In late 2004, Bradshaw first heard the market was moving north to the Bronx; she then spent a year and a half photographing the workers and the market so she could recreate the scenes on canvas.
The paintings in her show, which opened on April 4th and runs at the Pleiades Gallery through the 22nd, reflect her signature style, a cross between realism and impressionism. Some resemble her older work, wherein Manhattan’s myriad pedestrians and taxi cabs melt away, helping the viewer better mediate the majesty of the city through its architecture. However, in a few paintings at this show, Bradshaw suggests a bustling human presence, a new approach that works well.
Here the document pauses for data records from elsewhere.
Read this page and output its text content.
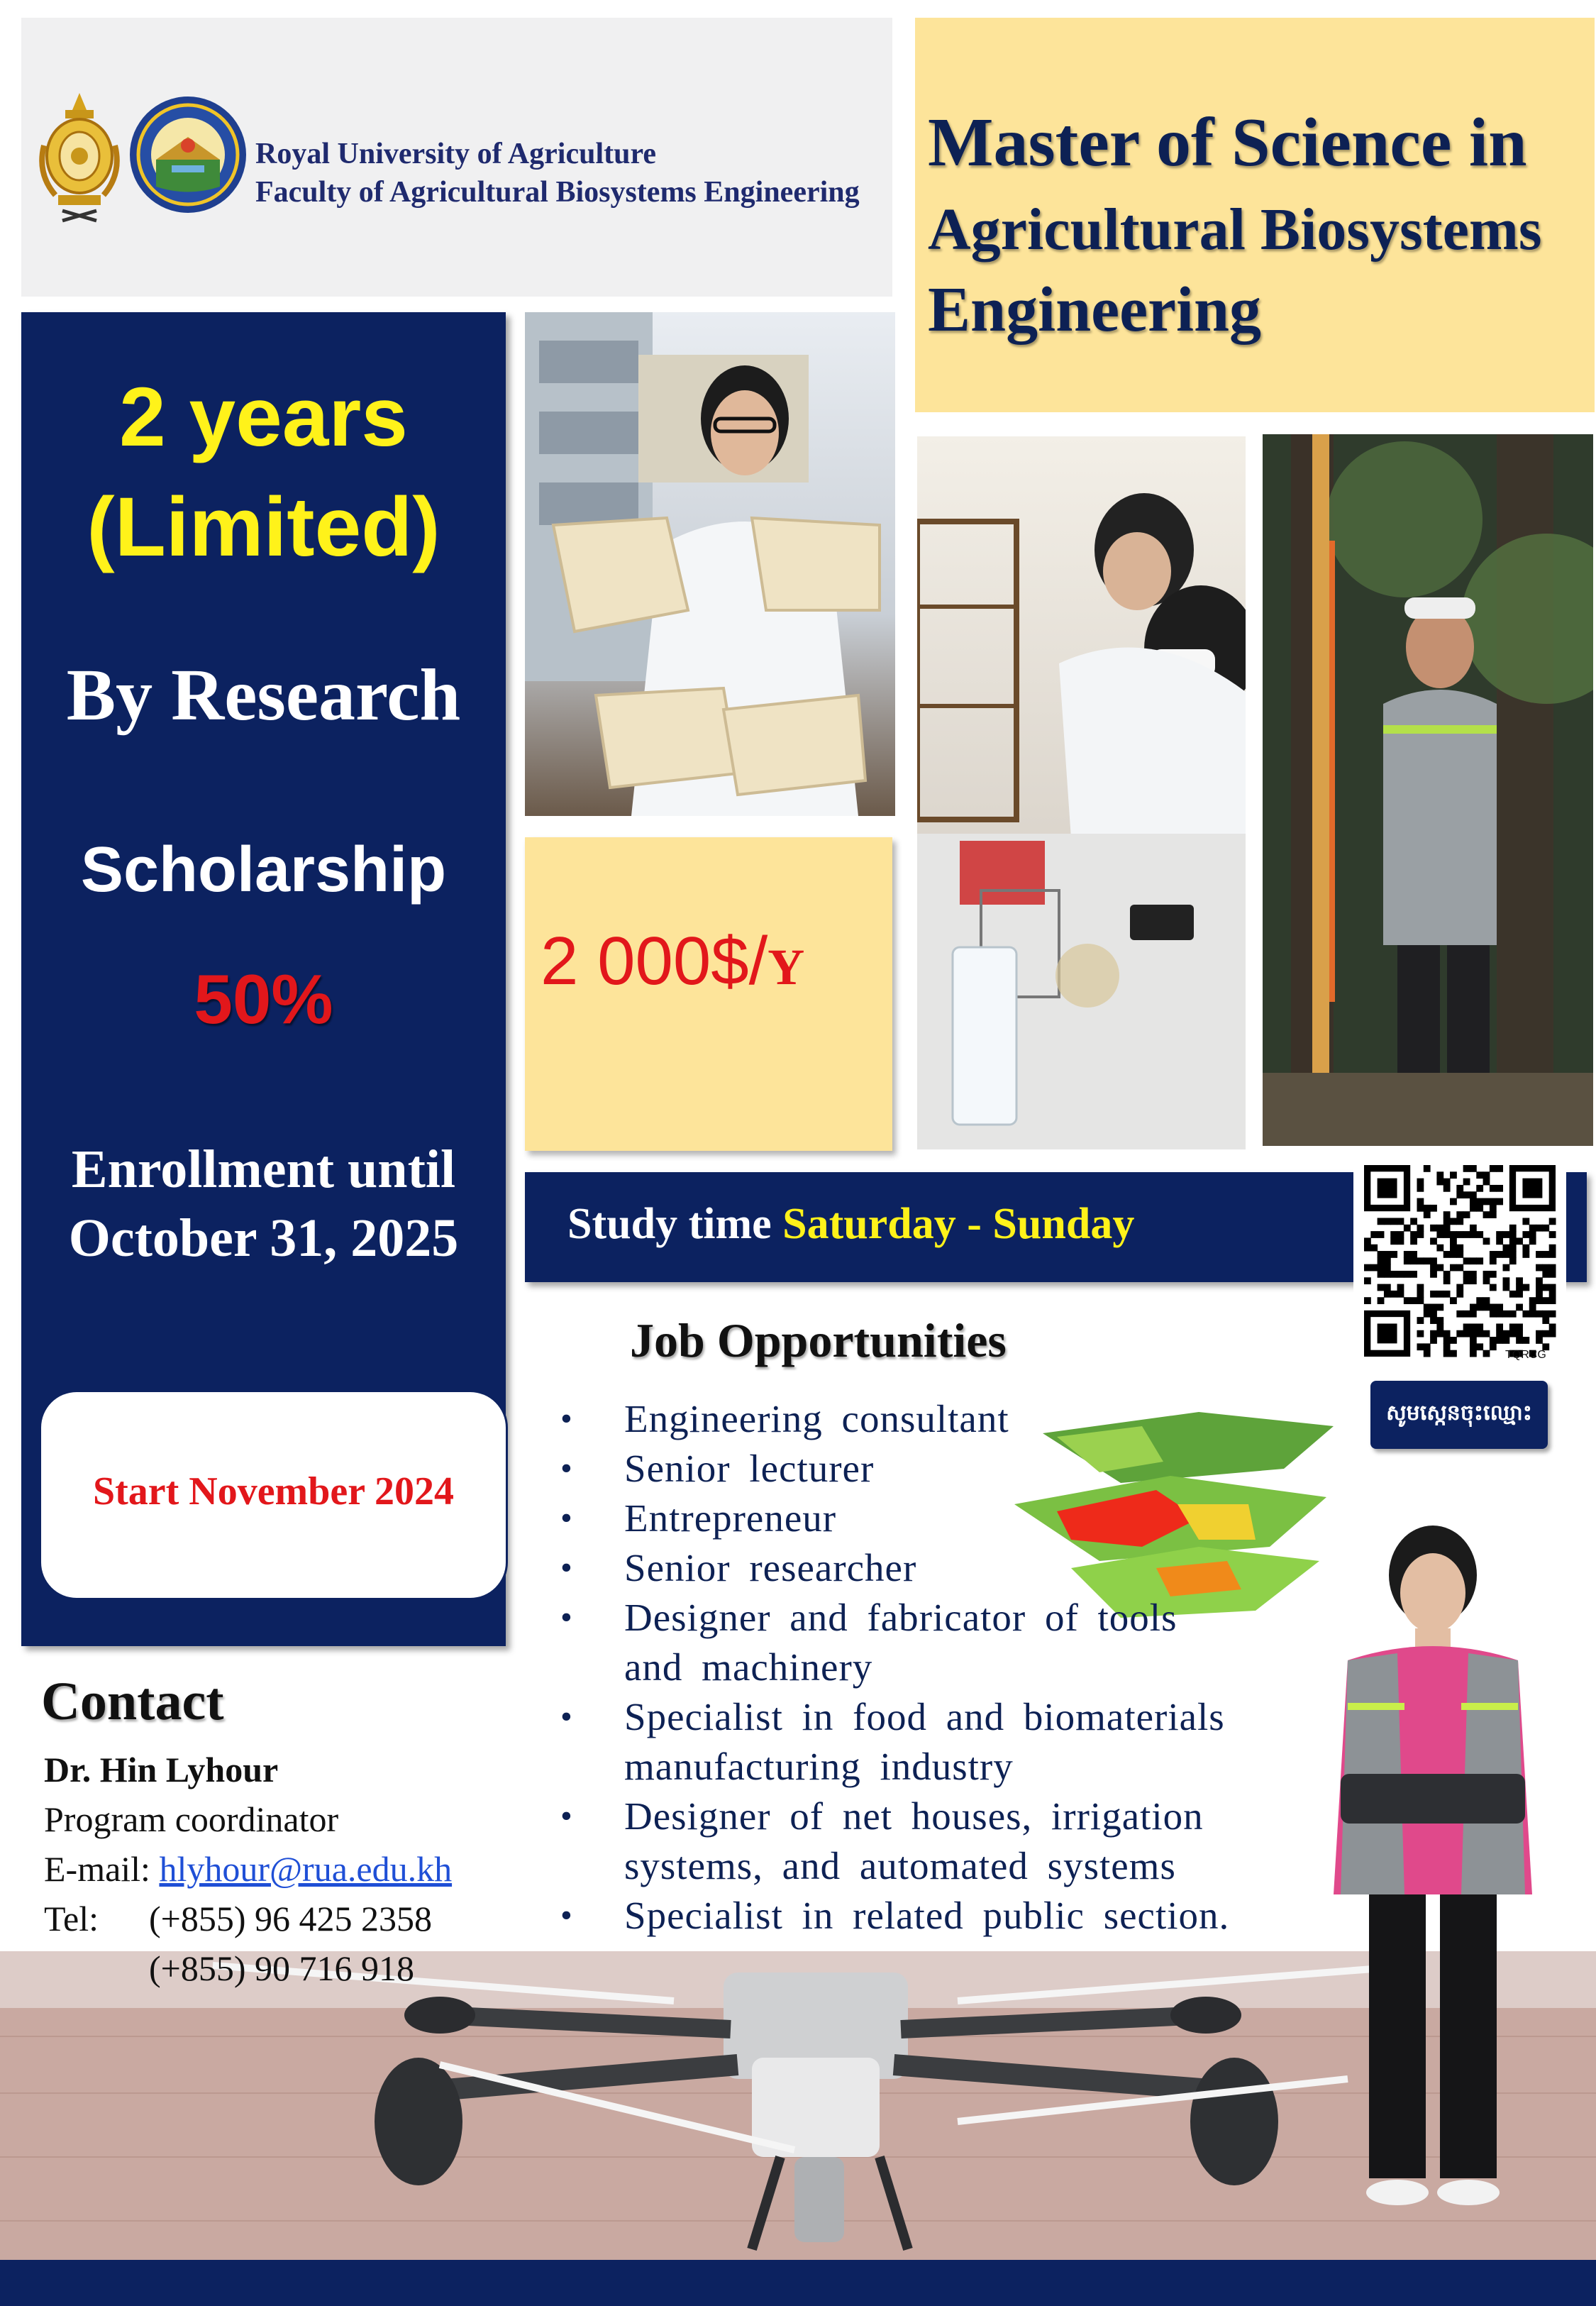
Royal University of Agriculture
Faculty of Agricultural Biosystems Engineering
Master of Science in
Agricultural Biosystems
Engineering
2 years
(Limited)
By Research
Scholarship
50%
Enrollment until
October 31, 2025
Start November 2024
2 000$/Y
Study time Saturday - Sunday
TQRCG
សូមស្កេនចុះឈ្មោះ
Job Opportunities
• Engineering consultant
• Senior lecturer
• Entrepreneur
• Senior researcher
• Designer and fabricator of tools and machinery
• Specialist in food and biomaterials manufacturing industry
• Designer of net houses, irrigation systems, and automated systems
• Specialist in related public section.
Contact
Dr. Hin Lyhour
Program coordinator
E-mail: hlyhour@rua.edu.kh
Tel: (+855) 96 425 2358
(+855) 90 716 918
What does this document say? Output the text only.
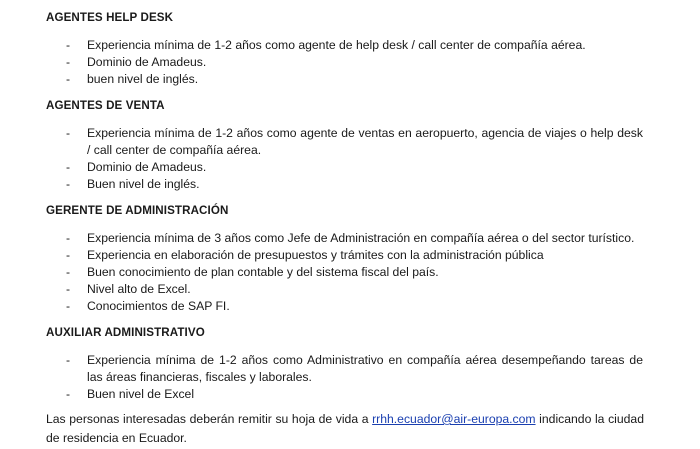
AGENTES HELP DESK
- Experiencia mínima de 1-2 años como agente de help desk / call center de compañía aérea.
- Dominio de Amadeus.
- buen nivel de inglés.
AGENTES DE VENTA
- Experiencia mínima de 1-2 años como agente de ventas en aeropuerto, agencia de viajes o help desk / call center de compañía aérea.
- Dominio de Amadeus.
- Buen nivel de inglés.
GERENTE DE ADMINISTRACIÓN
- Experiencia mínima de 3 años como Jefe de Administración en compañía aérea o del sector turístico.
- Experiencia en elaboración de presupuestos y trámites con la administración pública
- Buen conocimiento de plan contable y del sistema fiscal del país.
- Nivel alto de Excel.
- Conocimientos de SAP FI.
AUXILIAR ADMINISTRATIVO
- Experiencia mínima de 1-2 años como Administrativo en compañía aérea desempeñando tareas de las áreas financieras, fiscales y laborales.
- Buen nivel de Excel
Las personas interesadas deberán remitir su hoja de vida a rrhh.ecuador@air-europa.com indicando la ciudad de residencia en Ecuador.
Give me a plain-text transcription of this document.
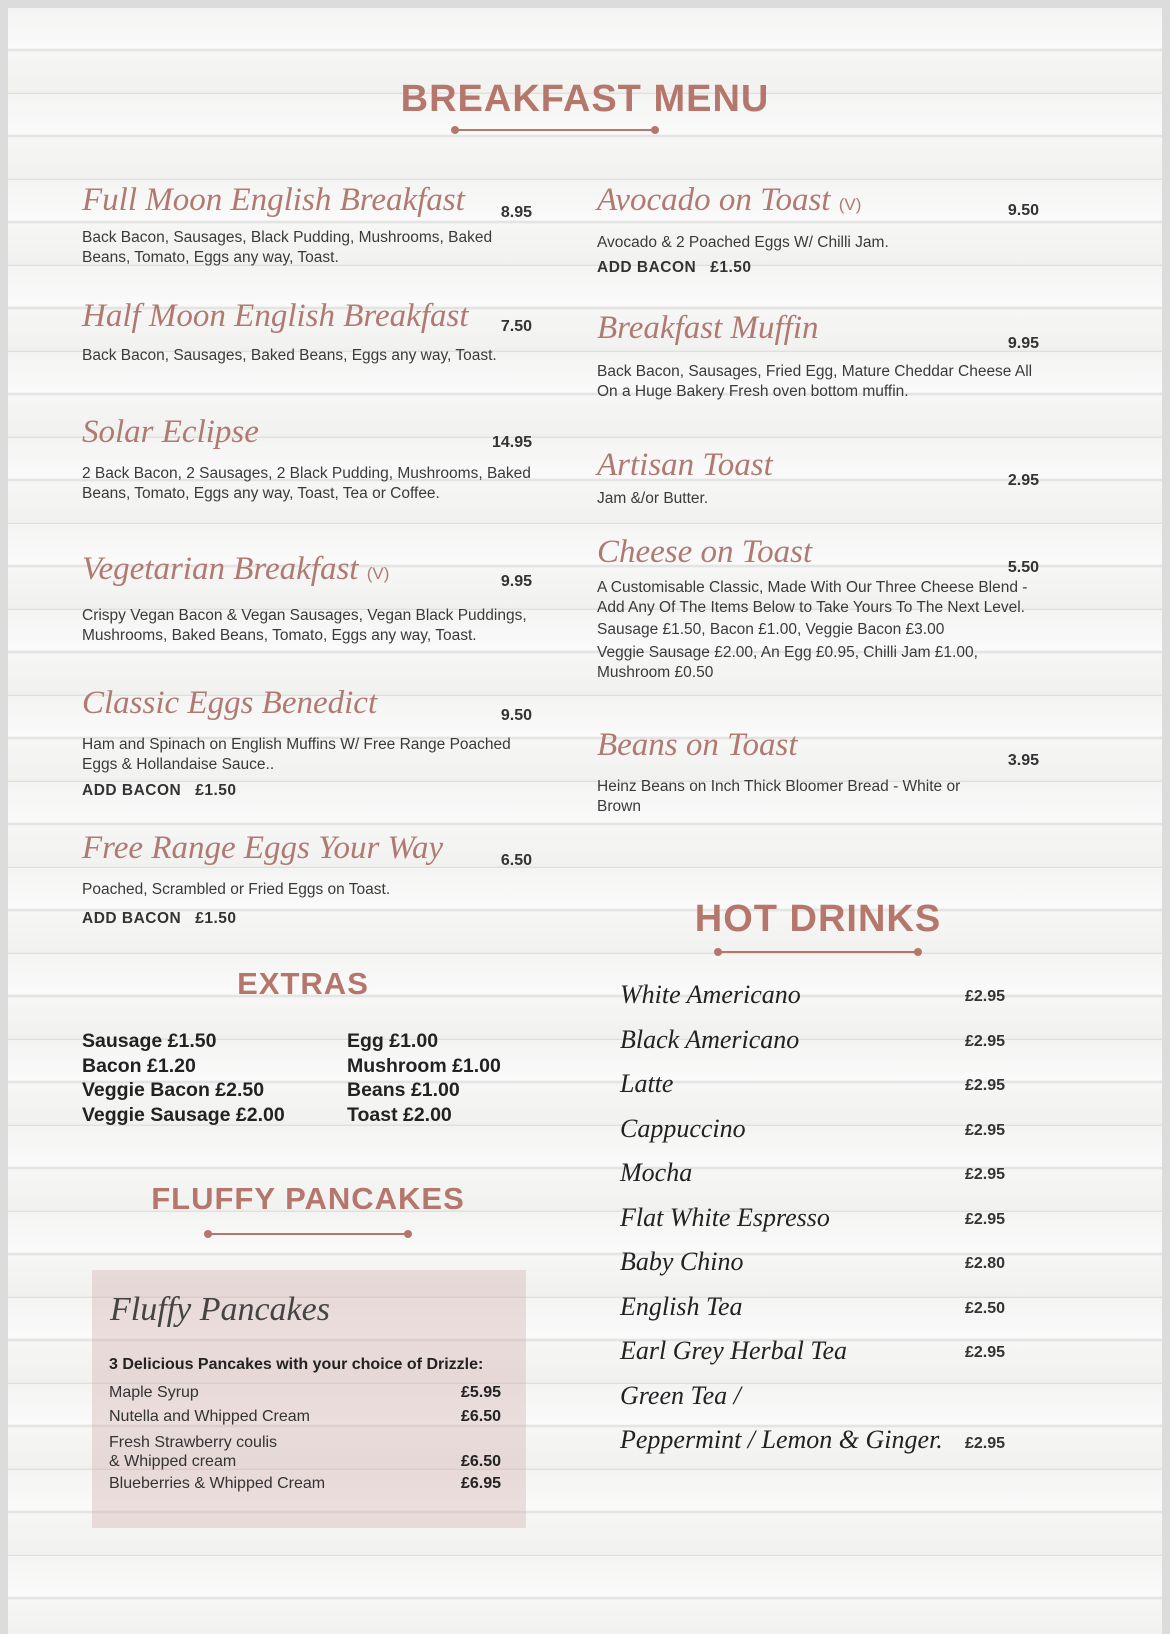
BREAKFAST MENU
Full Moon English Breakfast	8.95
Back Bacon, Sausages, Black Pudding, Mushrooms, Baked Beans, Tomato, Eggs any way, Toast.
Half Moon English Breakfast	7.50
Back Bacon, Sausages, Baked Beans, Eggs any way, Toast.
Solar Eclipse	14.95
2 Back Bacon, 2 Sausages, 2 Black Pudding, Mushrooms, Baked Beans, Tomato, Eggs any way, Toast, Tea or Coffee.
Vegetarian Breakfast (V)	9.95
Crispy Vegan Bacon & Vegan Sausages, Vegan Black Puddings, Mushrooms, Baked Beans, Tomato, Eggs any way, Toast.
Classic Eggs Benedict	9.50
Ham and Spinach on English Muffins W/ Free Range Poached Eggs & Hollandaise Sauce..
ADD BACON £1.50
Free Range Eggs Your Way	6.50
Poached, Scrambled or Fried Eggs on Toast.
ADD BACON £1.50
EXTRAS
Sausage £1.50
Bacon £1.20
Veggie Bacon £2.50
Veggie Sausage £2.00
Egg £1.00
Mushroom £1.00
Beans £1.00
Toast £2.00
FLUFFY PANCAKES
Fluffy Pancakes
3 Delicious Pancakes with your choice of Drizzle:
Maple Syrup	£5.95
Nutella and Whipped Cream	£6.50
Fresh Strawberry coulis
& Whipped cream	£6.50
Blueberries & Whipped Cream	£6.95
Avocado on Toast (V)	9.50
Avocado & 2 Poached Eggs W/ Chilli Jam.
ADD BACON £1.50
Breakfast Muffin	9.95
Back Bacon, Sausages, Fried Egg, Mature Cheddar Cheese All On a Huge Bakery Fresh oven bottom muffin.
Artisan Toast	2.95
Jam &/or Butter.
Cheese on Toast	5.50
A Customisable Classic, Made With Our Three Cheese Blend - Add Any Of The Items Below to Take Yours To The Next Level.
Sausage £1.50, Bacon £1.00, Veggie Bacon £3.00
Veggie Sausage £2.00, An Egg £0.95, Chilli Jam £1.00, Mushroom £0.50
Beans on Toast	3.95
Heinz Beans on Inch Thick Bloomer Bread - White or Brown
HOT DRINKS
White Americano	£2.95
Black Americano	£2.95
Latte	£2.95
Cappuccino	£2.95
Mocha	£2.95
Flat White Espresso	£2.95
Baby Chino	£2.80
English Tea	£2.50
Earl Grey Herbal Tea	£2.95
Green Tea /
Peppermint / Lemon & Ginger. £2.95
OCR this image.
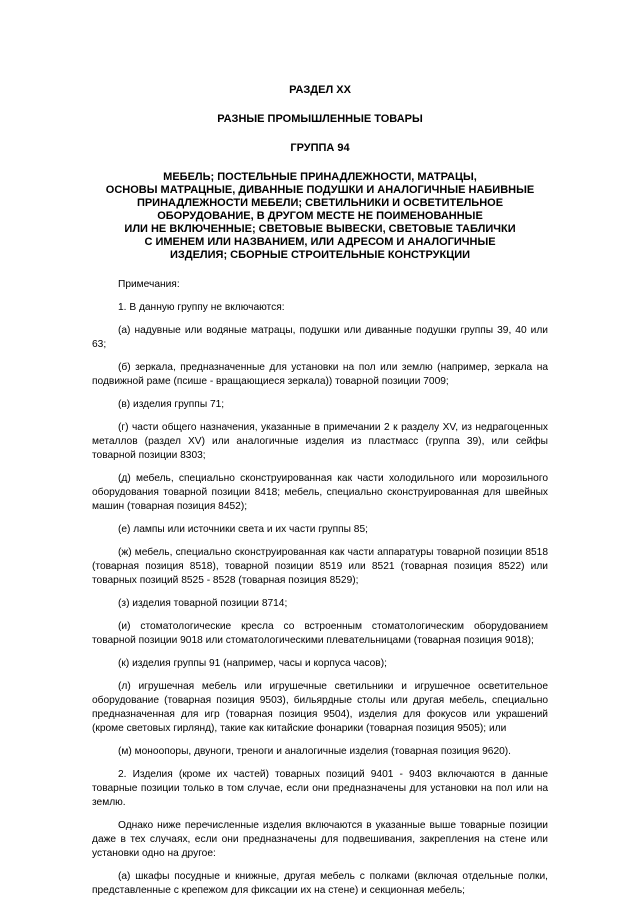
РАЗДЕЛ XX

РАЗНЫЕ ПРОМЫШЛЕННЫЕ ТОВАРЫ

ГРУППА 94

МЕБЕЛЬ; ПОСТЕЛЬНЫЕ ПРИНАДЛЕЖНОСТИ, МАТРАЦЫ,

ОСНОВЫ МАТРАЦНЫЕ, ДИВАННЫЕ ПОДУШКИ И АНАЛОГИЧНЫЕ НАБИВНЫЕ

ПРИНАДЛЕЖНОСТИ МЕБЕЛИ; СВЕТИЛЬНИКИ И ОСВЕТИТЕЛЬНОЕ

ОБОРУДОВАНИЕ, В ДРУГОМ МЕСТЕ НЕ ПОИМЕНОВАННЫЕ

ИЛИ НЕ ВКЛЮЧЕННЫЕ; СВЕТОВЫЕ ВЫВЕСКИ, СВЕТОВЫЕ ТАБЛИЧКИ

С ИМЕНЕМ ИЛИ НАЗВАНИЕМ, ИЛИ АДРЕСОМ И АНАЛОГИЧНЫЕ

ИЗДЕЛИЯ; СБОРНЫЕ СТРОИТЕЛЬНЫЕ КОНСТРУКЦИИ

Примечания:

1. В данную группу не включаются:

(а) надувные или водяные матрацы, подушки или диванные подушки группы 39, 40 или 63;

(б) зеркала, предназначенные для установки на пол или землю (например, зеркала на подвижной раме (псише - вращающиеся зеркала)) товарной позиции 7009;

(в) изделия группы 71;

(г) части общего назначения, указанные в примечании 2 к разделу XV, из недрагоценных металлов (раздел XV) или аналогичные изделия из пластмасс (группа 39), или сейфы товарной позиции 8303;

(д) мебель, специально сконструированная как части холодильного или морозильного оборудования товарной позиции 8418; мебель, специально сконструированная для швейных машин (товарная позиция 8452);

(е) лампы или источники света и их части группы 85;

(ж) мебель, специально сконструированная как части аппаратуры товарной позиции 8518 (товарная позиция 8518), товарной позиции 8519 или 8521 (товарная позиция 8522) или товарных позиций 8525 - 8528 (товарная позиция 8529);

(з) изделия товарной позиции 8714;

(и) стоматологические кресла со встроенным стоматологическим оборудованием товарной позиции 9018 или стоматологическими плевательницами (товарная позиция 9018);

(к) изделия группы 91 (например, часы и корпуса часов);

(л) игрушечная мебель или игрушечные светильники и игрушечное осветительное оборудование (товарная позиция 9503), бильярдные столы или другая мебель, специально предназначенная для игр (товарная позиция 9504), изделия для фокусов или украшений (кроме световых гирлянд), такие как китайские фонарики (товарная позиция 9505); или

(м) моноопоры, двуноги, треноги и аналогичные изделия (товарная позиция 9620).

2. Изделия (кроме их частей) товарных позиций 9401 - 9403 включаются в данные товарные позиции только в том случае, если они предназначены для установки на пол или на землю.

Однако ниже перечисленные изделия включаются в указанные выше товарные позиции даже в тех случаях, если они предназначены для подвешивания, закрепления на стене или установки одно на другое:

(а) шкафы посудные и книжные, другая мебель с полками (включая отдельные полки, представленные с крепежом для фиксации их на стене) и секционная мебель;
In “M. Slavin and Sons,” a painting named after the century-old, wholesale fish company, Bradshaw captures dockworkers unloading seafood and restaurant owners haggling with wholesalers, all of which occurs under a wash of bright lights. High-powered spotlights at the Fulton market were almost always on, because a workday there meant a midnight to 8 a.m. shift.
“It was like being on a movie set,” she said, speaking of her first, early morning visit to the market. Which is why Bradshaw, whose workspace is in the West Village, preferred taking photos first and painting later.
“I don’t think that the Fulton Fish Market, at its peak hours, is a conducive place for setting up an easel and getting to work. I mean, those guys are pretty rugged; they didn’t even like being photographed.”
The initial leers, however, didn’t stop her from taking more photos, which led to paintings such as “Closing Time,” in which cleaning men push wagons after they’ve mopped up the salty remains from the Seaport’s sodden floors. The painting is a private look into the daily industry of two men earning a living.
Raised in Rochester, N.Y., Bradshaw moved to Manhattan in 1982 to attend Pratt Institute where she studied illustration. After a stint in the acting and singing field, she realized her true calling after returning from a weekend visiting her parents in 1995. While away, her husband Joe, a stockbroker who works Downtown, brought some of her paintings to the Bridge Café with hopes of selling them.
“When I got back from my parents’ house, he told me that all the paintings had been sold,” she said smiling, as if the surprise were still fresh.
Often compared to Edward Hopper, who also drew inspiration from prosaic subjects, Bradshaw differentiates her work from his.
“I do love him [Hopper]. His work is lonelier, but I’ll take the compliment.”
Ostensibly, Bradshaw’s cityscapes may suggest solitude, but they are really more of a celebration of New York’s architecture and beauty. “I’m more influenced by the Ashcan painters, anyway,” she said, in reference to the artists known for depicting New York City in all its grittiness at the turn of the 20th century.
For someone who loves Manhattan and its history, Bradshaw has found it difficult to see a place like the Fulton Market go.
“I’m going to miss the market’s old New York heritage. It [wasn’t] whitewashed. It [remained intact], save for some machinery, after a century and a half. I also loved the fact that something so historical stood side by side with such modernity.”
So has she seen the new Fish Market in the Bronx?
“No I haven’t,” she says with a tone of someone spurned. “I probably won’t. It’s supposed to be ultra-modern. It sounds just too antiseptic. That’s not for me.”